EL PAÍS

Pourquoi les sociétés fossiles ne sont-elles pas blâmées pour Valencia ?

Oui, il y a eu des échecs, il y a eu de la négligence, il y a eu de l'incompétence. Tous les responsables doivent répondre des décès survenus à Valence. Ce ne sont pas des chiffres. Ce sont des gens avec des histoires, des rêves, qui ont aimé et ont été aimés, et dont la vie a été brutalement interrompue. Il est impératif d’identifier les responsables immédiats, d’exiger davantage de prévention des effets du changement climatique et davantage de mesures d’adaptation pour réduire le nombre de victimes lors de la prochaine catastrophe. Bien sûr que oui. Mais ce n’est ni suffisant ni essentiel. Après l’horreur de la douleur et de la perte, des souffrances infinies qui marqueront tant de familles, ce qui m’horrifie, c’est l’absence des principaux responsables de la catastrophe. A leur sujet, il y a un silence monumental dans les discours, dans les articles, dans les conversations.

Ceux qui ont provoqué l’effondrement qui rend les événements extrêmes plus fréquents et plus graves sont principalement les sociétés de combustibles fossiles (pétrole, charbon et gaz naturel). Ces sociétés accordent des avantages à une minorité de super-riches qui, ces dernières années, ont concentré encore plus d’argent. Cette minorité, soutenue par la majorité des gouvernements et des parlements du monde, augmente la production de combustibles fossiles, au lieu de la réduire. C’est-à-dire : ils n’envisagent pas d’arrêter de détruire les. Ils n'ont pas l'intention d'arrêter de nous tuer.

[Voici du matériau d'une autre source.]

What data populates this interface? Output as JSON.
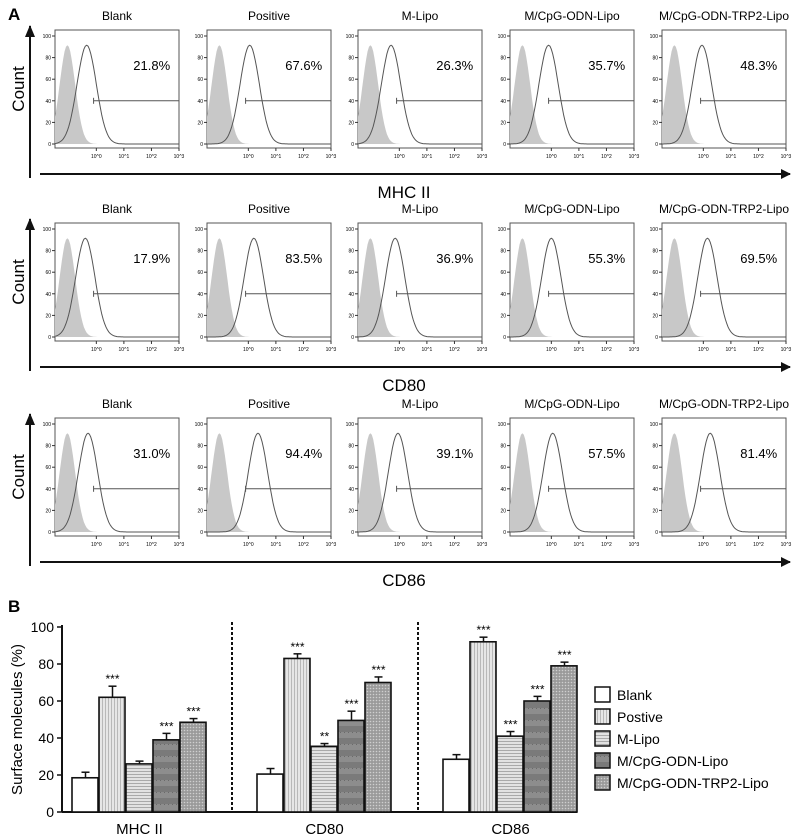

Ce qui s’est passé à Valence n’est pas une « fatalité » qui se répète de temps en temps. Elle est directement liée au réchauffement climatique provoqué par l’action humaine. Bien sûr, il y a eu des inondations dans le passé. Mais il faut être dans le déni total pour ne pas se rendre compte que ces phénomènes extrêmes deviennent, très vite, plus fréquents et pires. En Italie, en octobre, les routes se sont transformées en rivières. Avant, c'était le tour de la France et, en septembre, du centre et de l'est du continent. Et ce n'est qu'en Europe. Mentionner d’autres régions du monde nécessiterait plus d’espace que cette colonne.

Les combustibles fossiles sont responsables de 75 % des émissions de gaz à l’origine du réchauffement climatique. Un rapport du Programme des Nations Unies pour l’environnement publié en octobre montre que même si tous les pays tiennent leurs promesses de réduire leurs émissions – ce qui est loin d’être le cas – l’augmentation des températures se situera entre 2,6 et 3,1 degrés Celsius à la fin de ce siècle. C’est l’ONU qui le dit, et non un groupe considéré comme « radical ». Il faudrait un engagement bien plus important et des efforts réels pour empêcher la hausse des températures de dépasser 1,5 degré, mais il ne semble pas que cela se produira lors de la COP de la pétro-état d'Azerbaïdjan, qui débute dans quelques jours.

Ce que je veux crier, même si c'est avec les mots écrits les plus élégants que je puisse trouver, c'est qu'avec 1,5 degré, nous assistons à des catastrophes comme celle de Valence dans différentes régions du monde. Avec une augmentation de température de 3 degrés, aucune prévention, atténuation ou adaptation ne suffira. Comme les Valenciens l'ont découvert de la manière la plus brutale, cela n'arrive pas qu'aux autres. Soit nous résistons aux sociétés fossiles – et obligeons les gouvernements et les parlements à défendre le bien commun et non les profits d’une poignée de milliardaires – soit la catastrophe nous surprendra.

La question est : allons-nous garder le silence sur les principaux responsables et leur permettre de continuer à nous tuer, ou allons-nous commencer à agir ? Je ne pense pas que ce soit un choix. Nous avons une responsabilité envers les enfants déjà nés et ne comptons que sur nous, les adultes disponibles, pour arrêter les mangeurs du monde.